Central New York Association of Professional Geologists

Cornell's Geothermal Heat Aspiration and 2022 Cornell University Borehole Observatory

Dr. Teresa Jordan (Cornell University)

4 January 2023

Join CNYAPG for their for an opportunity of Continuing Education (PDH Credit Pending) by Dr. Teresa Jordan on Cornell's Geothermal Heat Aspiration and 2022 Borehole Observatory.

Visit for more information and to register.


Although geothermal energy is available everywhere, tapping this energy source as direct-use heat has lagged. Successful large scale direct-use heat systems demonstrate the commercial potential, drawing heat from rocks whose temperature is roughly the same as that of central New York at 6000-10,000 ft depth. Cornell University is advancing toward a large-scale demonstration of the potential to heat the Ithaca campus with ~70-90 °C geothermal heat. If successful, this would be a major part of displacing Cornell’s fossil energy by 2035 and, also, it would advance the growth of this new energy sector elsewhere in the region.
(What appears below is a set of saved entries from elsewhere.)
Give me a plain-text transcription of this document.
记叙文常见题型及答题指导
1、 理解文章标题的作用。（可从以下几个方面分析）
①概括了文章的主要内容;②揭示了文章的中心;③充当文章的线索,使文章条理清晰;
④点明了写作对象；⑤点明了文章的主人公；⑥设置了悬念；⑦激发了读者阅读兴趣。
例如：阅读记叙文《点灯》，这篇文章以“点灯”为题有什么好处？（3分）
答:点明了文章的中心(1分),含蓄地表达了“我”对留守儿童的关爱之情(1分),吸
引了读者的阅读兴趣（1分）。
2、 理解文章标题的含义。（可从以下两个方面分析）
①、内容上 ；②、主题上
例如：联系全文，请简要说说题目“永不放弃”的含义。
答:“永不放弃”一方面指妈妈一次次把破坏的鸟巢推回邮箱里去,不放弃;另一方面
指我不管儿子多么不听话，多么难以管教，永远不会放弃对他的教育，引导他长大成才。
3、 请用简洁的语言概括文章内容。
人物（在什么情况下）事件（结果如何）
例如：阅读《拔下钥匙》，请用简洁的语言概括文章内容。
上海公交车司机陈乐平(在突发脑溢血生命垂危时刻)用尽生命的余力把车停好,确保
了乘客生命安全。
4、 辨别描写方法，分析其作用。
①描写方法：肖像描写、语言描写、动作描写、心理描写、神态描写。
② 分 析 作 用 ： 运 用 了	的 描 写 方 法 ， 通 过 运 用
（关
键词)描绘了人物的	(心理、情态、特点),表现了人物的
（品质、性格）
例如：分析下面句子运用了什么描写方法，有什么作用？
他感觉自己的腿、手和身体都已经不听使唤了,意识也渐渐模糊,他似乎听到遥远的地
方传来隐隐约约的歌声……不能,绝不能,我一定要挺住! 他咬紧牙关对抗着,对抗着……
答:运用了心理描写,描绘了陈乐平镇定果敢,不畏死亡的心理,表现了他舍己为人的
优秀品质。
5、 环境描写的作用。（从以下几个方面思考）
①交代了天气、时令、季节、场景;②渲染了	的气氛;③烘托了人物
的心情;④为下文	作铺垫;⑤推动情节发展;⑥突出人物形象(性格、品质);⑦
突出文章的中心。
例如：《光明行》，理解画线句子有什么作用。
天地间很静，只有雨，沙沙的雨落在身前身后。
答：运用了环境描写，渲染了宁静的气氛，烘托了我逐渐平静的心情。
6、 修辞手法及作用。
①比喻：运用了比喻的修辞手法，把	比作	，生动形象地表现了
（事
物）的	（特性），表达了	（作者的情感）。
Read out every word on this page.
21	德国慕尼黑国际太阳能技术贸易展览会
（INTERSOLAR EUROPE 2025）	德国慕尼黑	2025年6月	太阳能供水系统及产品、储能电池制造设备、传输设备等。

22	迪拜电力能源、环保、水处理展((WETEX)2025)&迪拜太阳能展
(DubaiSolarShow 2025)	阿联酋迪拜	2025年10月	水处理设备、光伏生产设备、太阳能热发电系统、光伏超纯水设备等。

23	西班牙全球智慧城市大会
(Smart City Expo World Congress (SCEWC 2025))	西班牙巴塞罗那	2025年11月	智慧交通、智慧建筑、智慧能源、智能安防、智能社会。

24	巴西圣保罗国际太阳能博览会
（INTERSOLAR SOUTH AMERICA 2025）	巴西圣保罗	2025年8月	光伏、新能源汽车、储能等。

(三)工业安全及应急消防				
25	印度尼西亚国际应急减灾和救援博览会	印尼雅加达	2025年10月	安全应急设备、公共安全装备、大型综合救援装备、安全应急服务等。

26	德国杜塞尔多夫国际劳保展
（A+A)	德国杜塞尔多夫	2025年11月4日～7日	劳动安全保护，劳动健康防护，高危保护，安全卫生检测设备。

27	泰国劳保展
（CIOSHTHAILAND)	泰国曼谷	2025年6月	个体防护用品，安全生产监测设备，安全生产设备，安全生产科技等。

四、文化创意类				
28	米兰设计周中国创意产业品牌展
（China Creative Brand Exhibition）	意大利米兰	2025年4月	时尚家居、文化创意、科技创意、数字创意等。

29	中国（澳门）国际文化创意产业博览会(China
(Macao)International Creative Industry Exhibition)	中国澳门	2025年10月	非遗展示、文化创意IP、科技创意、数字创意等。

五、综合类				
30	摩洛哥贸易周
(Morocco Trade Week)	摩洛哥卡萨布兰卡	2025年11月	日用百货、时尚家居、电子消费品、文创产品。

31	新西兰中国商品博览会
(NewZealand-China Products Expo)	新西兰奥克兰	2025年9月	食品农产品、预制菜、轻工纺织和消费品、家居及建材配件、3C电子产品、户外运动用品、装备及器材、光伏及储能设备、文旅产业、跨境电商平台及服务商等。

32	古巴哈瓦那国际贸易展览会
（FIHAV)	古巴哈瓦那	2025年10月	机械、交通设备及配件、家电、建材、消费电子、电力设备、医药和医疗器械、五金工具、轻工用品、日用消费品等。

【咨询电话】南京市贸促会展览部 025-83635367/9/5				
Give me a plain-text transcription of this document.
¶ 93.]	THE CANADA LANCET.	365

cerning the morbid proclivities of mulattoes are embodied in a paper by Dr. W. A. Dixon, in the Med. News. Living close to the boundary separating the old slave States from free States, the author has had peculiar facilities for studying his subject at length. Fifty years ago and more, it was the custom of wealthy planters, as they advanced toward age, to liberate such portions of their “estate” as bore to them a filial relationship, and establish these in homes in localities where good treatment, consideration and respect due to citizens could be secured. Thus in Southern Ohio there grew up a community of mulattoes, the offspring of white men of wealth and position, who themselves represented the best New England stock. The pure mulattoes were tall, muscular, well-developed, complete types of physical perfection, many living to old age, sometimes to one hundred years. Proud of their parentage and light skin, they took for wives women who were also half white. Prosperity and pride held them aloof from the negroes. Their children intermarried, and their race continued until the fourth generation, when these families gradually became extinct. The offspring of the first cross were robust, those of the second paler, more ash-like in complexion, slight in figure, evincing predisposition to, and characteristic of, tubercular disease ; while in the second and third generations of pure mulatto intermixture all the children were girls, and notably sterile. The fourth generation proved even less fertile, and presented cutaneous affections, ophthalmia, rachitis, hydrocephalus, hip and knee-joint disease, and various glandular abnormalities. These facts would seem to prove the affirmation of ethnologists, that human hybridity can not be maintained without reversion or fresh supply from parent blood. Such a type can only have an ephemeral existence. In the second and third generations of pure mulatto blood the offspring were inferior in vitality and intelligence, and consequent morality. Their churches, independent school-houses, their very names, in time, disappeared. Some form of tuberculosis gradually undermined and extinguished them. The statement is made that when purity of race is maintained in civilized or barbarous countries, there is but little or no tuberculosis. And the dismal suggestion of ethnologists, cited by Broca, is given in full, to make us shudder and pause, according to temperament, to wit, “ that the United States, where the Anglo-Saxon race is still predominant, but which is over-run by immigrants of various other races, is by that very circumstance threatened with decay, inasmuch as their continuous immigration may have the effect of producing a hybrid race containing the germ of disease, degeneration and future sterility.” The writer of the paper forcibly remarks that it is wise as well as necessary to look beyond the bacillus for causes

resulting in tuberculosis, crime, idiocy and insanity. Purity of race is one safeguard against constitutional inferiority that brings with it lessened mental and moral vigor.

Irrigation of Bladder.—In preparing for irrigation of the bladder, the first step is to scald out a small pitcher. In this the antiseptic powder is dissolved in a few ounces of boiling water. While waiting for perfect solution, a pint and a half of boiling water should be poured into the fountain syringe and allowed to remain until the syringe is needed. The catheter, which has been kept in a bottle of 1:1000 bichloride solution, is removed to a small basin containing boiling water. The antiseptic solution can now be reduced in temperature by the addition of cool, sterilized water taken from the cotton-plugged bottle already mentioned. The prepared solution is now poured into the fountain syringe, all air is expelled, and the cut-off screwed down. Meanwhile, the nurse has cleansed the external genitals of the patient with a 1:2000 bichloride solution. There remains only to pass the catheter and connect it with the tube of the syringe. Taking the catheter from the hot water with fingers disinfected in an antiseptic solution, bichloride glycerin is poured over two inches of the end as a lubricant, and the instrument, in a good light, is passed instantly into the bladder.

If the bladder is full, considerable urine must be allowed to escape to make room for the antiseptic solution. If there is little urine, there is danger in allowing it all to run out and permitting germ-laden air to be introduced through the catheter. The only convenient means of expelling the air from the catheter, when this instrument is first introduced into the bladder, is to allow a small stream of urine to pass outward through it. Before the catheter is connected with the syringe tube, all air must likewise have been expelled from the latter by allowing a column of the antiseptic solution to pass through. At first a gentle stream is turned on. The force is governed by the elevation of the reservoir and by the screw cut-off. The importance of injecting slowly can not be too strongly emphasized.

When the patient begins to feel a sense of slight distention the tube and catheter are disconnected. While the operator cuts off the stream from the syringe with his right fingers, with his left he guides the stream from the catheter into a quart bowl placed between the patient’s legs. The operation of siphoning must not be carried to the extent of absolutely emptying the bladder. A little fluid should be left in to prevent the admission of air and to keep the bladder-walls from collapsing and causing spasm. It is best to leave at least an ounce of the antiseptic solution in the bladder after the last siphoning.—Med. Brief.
This presentation will summarize a decade of analysis of archived data from hydrocarbon exploration and development wells which led to an understanding of the variability of thermal gradients and reservoir properties in the Appalachian Basin rocks of New York, Pennsylvania, and West Virginia. However, those data provide scant insight to fluid flow potential in the Cambrian strata and no information for the metamorphic basement. Consequently, to advance analysis and design of a geothermal reservoir, a 3-km deep geothermal exploratory well -- the Cornell University Borehole Observatory (CUBO) -- was drilled on the Ithaca, NY campus in the summer of 2022. The drilling operations, borehole completion, and contracted experts were very similar to those of a standard Appalachian Basin gas drilling program, overseen by NY-DEC’s standard regulations for a stratigraphic well.

CUBO extends through largely low porosity and low permeability Paleozoic sedimentary rocks, and 390 ft into granulite-grade Grenville metamorphic basement rocks. Major objectives for wireline logs and borehole tests were to explore potential fracture-dominated reservoir targets, requiring stress, fracture distribution, and hydrologic data. CUBO is designed to be a dedicated observatory and testing borehole, separate from any future operational well pairs. The presentation will discuss the preliminary results of our analysis of the various geologic, hydrologic, logging, sampling, and downhole testing data acquired.